20. Valid Parentheses
题意:
Given a string containing just the characters ‘(’, ‘)’, ‘{’, ‘}’, ‘[’ and ‘]’, determine if the input string is valid.
An input string is valid if:
Open brackets must be closed by the same type of brackets. Open brackets must be closed in the correct order.
Note that an empty string is also considered valid.
思路:
也是最基本的数据结构的题。。我简直怀疑我们考研题都是从leetcode简单题里找的了。。。
用一个栈,前括号放进去,后括号就取栈顶元素(若栈为空直接false),若不对应返回false。最后若返回st.empty(),栈为空表示每个括号都一一对应,不为空说明有前括号并没有对应的后括号。

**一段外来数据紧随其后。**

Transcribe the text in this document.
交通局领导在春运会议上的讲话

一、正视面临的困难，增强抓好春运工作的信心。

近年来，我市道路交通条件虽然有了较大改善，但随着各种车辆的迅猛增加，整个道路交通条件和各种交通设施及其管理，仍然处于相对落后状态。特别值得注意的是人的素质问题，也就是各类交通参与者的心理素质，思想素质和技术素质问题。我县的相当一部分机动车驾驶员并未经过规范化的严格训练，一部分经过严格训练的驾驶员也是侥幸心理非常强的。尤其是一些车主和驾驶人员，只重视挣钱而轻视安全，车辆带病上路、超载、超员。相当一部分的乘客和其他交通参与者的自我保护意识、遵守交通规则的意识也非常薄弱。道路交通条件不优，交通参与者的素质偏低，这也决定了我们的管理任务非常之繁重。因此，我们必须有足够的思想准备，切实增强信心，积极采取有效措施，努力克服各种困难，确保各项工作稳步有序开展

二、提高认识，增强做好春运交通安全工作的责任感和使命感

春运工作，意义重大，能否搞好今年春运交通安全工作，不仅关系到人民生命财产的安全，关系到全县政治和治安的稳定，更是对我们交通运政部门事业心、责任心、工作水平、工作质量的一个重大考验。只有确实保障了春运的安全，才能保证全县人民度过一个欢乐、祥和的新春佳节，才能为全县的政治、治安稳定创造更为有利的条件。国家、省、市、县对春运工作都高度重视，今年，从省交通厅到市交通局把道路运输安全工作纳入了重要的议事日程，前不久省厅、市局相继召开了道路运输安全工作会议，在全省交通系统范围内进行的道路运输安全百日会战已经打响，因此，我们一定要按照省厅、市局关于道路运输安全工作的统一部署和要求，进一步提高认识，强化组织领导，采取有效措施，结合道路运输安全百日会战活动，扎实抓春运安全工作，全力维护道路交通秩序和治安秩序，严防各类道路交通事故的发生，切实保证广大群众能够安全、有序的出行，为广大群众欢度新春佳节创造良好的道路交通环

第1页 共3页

bool isMatch(char &a, char &b) {
switch (a){
case '(':return b == ')';
case '[':return b == ']';
case '{':return b == '}';
}
return false;
}
bool isValid(string s) {
stack<char> st;
int sz = s.size();
char temp;
for (int i = 0; i < sz; ++i) {
temp = s[i];
if (temp == '(' || temp == '[' || temp == '{')
st.push(temp);
else if(st.empty())
return false;
else if (isMatch(st.top(), temp))
st.pop();
else
return false;
}
return st.empty();
}